Nelson: Every one of the original prints have all faded, in some cases beyond recognition, and after an unsuccessful worldwide search to find a decent copy of the original, there seemed to be no possibility of restoration. We decided to take a chance by hoping that our 34 reels constituted the entirety of The Memphis Belle, and decided to place over 500 individual shots over The Memphis Belle’s existing soundtrack. This heralds a new kind of restoration – where a film is literally recut from scratch – with all of the original elements – yet preserves exactly the same content of the original. Every frame was colour corrected and artifacts removed. By using the best existing print from the National Archives, we were able to restore the titles and the original animation, which presented one of the project’s greatest challenges, as we had to determine and then augment their original colours, which had faded over the last 75 years.

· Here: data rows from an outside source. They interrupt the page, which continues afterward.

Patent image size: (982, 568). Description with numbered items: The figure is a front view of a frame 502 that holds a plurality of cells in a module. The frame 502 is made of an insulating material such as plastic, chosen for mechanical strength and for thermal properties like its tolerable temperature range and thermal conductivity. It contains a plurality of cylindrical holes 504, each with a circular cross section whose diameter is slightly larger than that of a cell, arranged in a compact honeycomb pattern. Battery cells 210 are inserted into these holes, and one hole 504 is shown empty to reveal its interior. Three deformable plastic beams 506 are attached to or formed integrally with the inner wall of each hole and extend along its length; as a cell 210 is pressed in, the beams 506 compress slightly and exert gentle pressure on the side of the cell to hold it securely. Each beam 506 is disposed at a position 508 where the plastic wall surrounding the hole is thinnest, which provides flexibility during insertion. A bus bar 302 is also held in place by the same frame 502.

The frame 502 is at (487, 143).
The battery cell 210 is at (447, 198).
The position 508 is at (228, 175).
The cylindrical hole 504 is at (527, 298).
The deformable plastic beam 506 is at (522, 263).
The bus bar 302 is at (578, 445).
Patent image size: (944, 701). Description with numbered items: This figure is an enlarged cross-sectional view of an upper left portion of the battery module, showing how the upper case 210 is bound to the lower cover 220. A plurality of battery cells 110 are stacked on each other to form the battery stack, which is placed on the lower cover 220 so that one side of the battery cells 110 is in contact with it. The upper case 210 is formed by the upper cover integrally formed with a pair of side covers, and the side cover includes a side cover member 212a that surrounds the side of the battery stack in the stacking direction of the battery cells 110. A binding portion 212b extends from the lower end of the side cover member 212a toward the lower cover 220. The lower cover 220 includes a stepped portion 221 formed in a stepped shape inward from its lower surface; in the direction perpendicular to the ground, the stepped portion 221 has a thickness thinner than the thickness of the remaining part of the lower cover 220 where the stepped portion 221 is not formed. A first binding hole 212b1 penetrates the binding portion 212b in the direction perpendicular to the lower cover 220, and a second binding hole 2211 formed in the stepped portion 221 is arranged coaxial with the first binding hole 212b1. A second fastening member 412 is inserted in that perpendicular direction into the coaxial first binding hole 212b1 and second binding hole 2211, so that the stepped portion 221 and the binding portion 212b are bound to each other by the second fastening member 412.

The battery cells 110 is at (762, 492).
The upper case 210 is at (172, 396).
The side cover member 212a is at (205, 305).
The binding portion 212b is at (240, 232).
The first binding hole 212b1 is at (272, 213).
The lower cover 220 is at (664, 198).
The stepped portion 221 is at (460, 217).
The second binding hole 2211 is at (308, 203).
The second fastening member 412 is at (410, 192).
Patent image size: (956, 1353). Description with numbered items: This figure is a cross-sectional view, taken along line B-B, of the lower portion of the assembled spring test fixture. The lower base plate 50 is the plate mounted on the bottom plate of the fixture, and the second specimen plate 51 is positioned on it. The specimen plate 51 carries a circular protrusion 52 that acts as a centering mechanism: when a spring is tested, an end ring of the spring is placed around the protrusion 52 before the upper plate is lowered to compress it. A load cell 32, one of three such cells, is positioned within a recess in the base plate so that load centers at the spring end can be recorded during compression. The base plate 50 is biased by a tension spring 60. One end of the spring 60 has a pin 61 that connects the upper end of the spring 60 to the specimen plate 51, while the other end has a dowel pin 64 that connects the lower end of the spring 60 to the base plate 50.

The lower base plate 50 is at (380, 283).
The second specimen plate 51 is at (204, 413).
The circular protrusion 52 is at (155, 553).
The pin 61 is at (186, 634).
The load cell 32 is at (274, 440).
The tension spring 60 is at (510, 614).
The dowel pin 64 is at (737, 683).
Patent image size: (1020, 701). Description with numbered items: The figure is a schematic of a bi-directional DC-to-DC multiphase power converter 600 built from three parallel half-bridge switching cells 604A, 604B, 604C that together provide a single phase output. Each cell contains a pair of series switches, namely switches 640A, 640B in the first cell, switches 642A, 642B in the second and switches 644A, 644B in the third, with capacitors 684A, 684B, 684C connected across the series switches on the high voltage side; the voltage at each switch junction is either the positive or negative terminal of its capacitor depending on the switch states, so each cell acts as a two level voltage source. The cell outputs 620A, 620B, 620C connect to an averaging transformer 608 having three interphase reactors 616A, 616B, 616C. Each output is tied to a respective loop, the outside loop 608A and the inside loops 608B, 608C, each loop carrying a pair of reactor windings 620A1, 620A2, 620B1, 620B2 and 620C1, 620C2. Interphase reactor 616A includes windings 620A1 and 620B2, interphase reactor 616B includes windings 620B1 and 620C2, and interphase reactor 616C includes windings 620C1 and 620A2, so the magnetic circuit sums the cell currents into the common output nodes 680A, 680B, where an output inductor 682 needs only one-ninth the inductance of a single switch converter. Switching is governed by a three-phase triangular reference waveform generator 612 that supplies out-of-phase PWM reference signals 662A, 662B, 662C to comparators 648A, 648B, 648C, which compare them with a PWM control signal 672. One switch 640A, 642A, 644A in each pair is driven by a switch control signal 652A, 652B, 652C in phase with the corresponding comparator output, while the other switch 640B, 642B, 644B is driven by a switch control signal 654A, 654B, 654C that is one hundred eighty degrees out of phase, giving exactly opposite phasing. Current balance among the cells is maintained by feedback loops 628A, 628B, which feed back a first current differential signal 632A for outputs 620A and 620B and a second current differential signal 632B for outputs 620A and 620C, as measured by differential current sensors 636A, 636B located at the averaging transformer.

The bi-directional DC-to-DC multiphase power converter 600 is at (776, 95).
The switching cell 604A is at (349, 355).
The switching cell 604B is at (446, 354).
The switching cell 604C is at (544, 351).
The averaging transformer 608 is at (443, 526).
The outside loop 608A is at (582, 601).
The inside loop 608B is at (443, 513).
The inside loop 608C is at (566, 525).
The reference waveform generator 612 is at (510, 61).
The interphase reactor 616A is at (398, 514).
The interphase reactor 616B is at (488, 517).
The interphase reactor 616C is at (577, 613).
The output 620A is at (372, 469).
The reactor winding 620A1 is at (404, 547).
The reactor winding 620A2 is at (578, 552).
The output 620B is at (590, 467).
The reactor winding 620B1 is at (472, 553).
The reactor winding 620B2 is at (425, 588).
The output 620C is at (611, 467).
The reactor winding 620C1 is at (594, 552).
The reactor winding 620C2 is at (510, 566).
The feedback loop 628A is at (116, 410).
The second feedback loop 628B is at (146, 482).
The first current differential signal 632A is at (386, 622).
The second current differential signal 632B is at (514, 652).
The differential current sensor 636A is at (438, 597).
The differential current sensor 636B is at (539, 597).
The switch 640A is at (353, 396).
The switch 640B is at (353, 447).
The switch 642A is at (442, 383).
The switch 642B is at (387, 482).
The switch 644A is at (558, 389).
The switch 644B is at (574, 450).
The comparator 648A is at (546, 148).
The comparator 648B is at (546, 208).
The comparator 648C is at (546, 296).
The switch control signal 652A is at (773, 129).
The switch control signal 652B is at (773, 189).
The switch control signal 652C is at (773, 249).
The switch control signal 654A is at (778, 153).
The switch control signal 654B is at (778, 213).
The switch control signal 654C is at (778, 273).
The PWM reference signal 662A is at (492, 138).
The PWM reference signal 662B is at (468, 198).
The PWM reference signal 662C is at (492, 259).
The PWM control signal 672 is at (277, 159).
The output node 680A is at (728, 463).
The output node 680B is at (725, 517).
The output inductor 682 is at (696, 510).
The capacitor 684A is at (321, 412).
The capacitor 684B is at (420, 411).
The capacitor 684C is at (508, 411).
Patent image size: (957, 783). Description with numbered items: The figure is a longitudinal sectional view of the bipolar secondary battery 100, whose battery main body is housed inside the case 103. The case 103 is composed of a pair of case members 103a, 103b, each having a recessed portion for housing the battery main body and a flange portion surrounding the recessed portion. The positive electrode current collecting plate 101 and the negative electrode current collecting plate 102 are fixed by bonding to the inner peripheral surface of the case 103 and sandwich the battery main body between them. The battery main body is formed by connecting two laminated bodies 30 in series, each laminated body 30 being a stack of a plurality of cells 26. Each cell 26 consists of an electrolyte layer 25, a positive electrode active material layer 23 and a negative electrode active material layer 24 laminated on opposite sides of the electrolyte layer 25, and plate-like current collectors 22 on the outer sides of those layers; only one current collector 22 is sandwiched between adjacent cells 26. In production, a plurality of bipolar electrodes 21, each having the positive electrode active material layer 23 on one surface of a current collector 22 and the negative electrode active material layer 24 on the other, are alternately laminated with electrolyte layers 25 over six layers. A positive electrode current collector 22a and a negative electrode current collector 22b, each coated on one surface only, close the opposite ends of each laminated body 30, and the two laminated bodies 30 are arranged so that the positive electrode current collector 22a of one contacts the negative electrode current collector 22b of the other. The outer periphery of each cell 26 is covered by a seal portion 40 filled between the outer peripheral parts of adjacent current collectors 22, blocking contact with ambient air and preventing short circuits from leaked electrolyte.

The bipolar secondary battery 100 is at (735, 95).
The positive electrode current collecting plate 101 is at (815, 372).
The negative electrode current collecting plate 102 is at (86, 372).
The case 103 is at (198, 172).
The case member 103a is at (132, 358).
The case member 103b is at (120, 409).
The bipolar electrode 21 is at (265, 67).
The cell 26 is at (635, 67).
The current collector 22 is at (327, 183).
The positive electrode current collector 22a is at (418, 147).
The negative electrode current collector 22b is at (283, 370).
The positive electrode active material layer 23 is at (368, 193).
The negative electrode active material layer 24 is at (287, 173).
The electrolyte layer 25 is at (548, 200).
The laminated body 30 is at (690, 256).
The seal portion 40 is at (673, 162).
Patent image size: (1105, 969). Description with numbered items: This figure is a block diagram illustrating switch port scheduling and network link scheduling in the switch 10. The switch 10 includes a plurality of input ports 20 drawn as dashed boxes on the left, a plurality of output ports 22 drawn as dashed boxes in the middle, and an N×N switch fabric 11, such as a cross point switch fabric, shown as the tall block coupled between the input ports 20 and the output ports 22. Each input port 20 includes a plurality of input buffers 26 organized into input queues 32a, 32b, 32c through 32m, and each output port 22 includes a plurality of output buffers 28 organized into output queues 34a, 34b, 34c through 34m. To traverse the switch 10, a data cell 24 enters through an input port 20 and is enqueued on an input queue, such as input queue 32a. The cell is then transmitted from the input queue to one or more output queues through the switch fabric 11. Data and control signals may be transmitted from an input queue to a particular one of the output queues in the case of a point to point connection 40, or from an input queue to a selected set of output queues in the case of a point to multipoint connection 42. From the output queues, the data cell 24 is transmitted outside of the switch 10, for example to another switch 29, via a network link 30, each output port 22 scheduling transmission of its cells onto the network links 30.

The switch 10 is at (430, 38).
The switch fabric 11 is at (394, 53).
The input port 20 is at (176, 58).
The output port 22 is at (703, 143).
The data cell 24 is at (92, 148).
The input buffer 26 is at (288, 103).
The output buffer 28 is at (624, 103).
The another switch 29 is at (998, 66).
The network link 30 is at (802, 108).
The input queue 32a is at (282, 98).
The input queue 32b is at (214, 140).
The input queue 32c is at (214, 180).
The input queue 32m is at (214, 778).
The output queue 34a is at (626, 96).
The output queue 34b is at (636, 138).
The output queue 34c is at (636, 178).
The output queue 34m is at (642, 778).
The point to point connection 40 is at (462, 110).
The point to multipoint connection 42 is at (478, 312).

(Image source: Vulcan Productions)

Q: You gathered interviews with surviving Air Force veterans of World War Two, putting together a so-called “composite” crew to tell their stories about flying missions like those seen in The Cold Blue. How did you find the interview subjects?

Nelson: The historian for the Eighth Air Force, Nancy Toombs, put us in touch with a composite crew, with one man who served in each position on the airplane, including her father, William. As Nancy knew each of them personally, she knew that they were articulate and able to recall the exact details of their experiences, something that one cannot take for granted any more. As none of our subjects was under the age of 90, we had to drive to them, so we traveled across the country in late August of 2017, and visited each of them at their homes, in most cases, with their families in attendance.

For more information about screenings, CLICK HERE. The Cold Blue will premiere on HBO in June, of 2019. Here’s the trailer…

3 thoughts on “‘The Cold Blue’ – New Documentary Dazzles with Digitally Restored Wartime Bomber Footage

  1. Awesome! Never would have thought this possible. Looking at the faces of these handsome young men using what appears to be modern photography makes it seem so much more real. I always tried to imagine, but now I see!

  2. I saw this for the first time on HBO this past week. The restoration to color is well done and brings a new dimension to these visual images. Most of the material is from William Wyler’s 1943 documentary about the Memphis Bell. However, there is a new storyline that explains the experience of 8th Air Force B-17 crews in 1943. “The Cold Blue” is a great achievement. I wish it was longer than 70 minutes.